Muitas dessas organizações não governamentais vêm tentando alimentar a fauna sobrevivente, deixando frutas e legumes cortados em áreas que o fogo não atingiu. A ONG SOS Animais do Pantanal conseguiu arrecadar, nas primeiras semanas de outubro, seis toneladas de alimentos para ser distribuídas tanto para os animais quanto para os brigadistas e bombeiros. Além disso, o Conselho Regional de Medicina Veterinária de Mato Grosso do Sul (CRMV-MS) tem feito campanha para doação de produtos médico-veterinários e de primeiros socorros como gazes, ataduras e anestésicos.

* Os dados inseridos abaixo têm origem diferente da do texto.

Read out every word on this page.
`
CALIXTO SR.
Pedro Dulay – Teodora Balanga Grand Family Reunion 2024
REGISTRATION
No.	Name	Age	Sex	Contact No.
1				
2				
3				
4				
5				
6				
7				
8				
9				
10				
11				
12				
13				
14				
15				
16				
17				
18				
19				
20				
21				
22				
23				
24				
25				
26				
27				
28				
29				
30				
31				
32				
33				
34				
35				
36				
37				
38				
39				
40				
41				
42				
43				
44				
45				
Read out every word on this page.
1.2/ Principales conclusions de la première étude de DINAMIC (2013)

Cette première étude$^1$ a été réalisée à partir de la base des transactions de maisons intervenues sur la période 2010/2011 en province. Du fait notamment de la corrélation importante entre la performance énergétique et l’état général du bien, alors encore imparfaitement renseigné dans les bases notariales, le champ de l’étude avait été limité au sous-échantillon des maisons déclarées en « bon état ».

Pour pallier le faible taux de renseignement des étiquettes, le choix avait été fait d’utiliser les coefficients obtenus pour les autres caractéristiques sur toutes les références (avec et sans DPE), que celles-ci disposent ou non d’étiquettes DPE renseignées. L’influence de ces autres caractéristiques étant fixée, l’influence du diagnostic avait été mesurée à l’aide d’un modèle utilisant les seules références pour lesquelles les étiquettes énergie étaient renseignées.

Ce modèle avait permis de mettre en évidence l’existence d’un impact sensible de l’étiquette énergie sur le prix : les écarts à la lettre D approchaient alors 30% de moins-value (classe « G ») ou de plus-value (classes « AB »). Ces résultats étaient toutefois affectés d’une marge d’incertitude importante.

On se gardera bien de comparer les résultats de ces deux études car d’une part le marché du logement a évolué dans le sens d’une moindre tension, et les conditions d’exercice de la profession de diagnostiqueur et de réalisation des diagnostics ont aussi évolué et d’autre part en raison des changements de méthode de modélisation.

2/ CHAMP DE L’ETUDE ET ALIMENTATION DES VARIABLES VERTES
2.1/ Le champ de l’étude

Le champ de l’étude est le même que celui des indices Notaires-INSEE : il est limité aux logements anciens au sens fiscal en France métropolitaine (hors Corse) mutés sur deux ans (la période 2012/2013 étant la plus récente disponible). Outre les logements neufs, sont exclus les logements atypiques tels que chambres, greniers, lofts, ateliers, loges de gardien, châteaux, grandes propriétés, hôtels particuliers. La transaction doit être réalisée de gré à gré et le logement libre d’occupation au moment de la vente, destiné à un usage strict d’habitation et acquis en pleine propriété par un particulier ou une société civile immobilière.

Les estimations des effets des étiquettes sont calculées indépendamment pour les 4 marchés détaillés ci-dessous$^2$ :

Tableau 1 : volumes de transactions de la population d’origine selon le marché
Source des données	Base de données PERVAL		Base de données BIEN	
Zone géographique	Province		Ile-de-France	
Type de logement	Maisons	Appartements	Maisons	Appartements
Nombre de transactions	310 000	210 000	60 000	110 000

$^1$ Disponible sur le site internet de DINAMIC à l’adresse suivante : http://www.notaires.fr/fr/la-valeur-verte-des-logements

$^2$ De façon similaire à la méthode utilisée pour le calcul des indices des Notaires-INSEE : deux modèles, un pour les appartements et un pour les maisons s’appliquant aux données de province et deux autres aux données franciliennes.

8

Mas toda essa situação não é causada por algo natural. Pois embora a região centro-oeste tenha uma “estação seca” bem definida, que inicia em torno de março e se estende geralmente até outubro, em 2020 esse período começou mais cedo por conta de diversos fatores. É a ação do homem – desmatando e provocando queimadas, entre outras questões – que tem potencializado a queima da vegetação e transforma pequenos focos em incêndios descontrolados de grandes proporções.
Ou seja, a fauna pantaneira está sofrendo pela falta de responsabilidade do homem. Não só dos culpados, mas também das autoridades, que assistem a situação de longe e não tomam uma atitude. A Polícia Federal está investigando as causas e causadores dos incêndios, mas nada comprovado ainda. As ONGS estão tentando amenizar a situação, mas ainda é pouco para os milhões de animais que vivem na região. Com isso, resta apenas a tentativa de conter o fogo e manter vivo o bioma Pantanal e as espécies que ali vivem.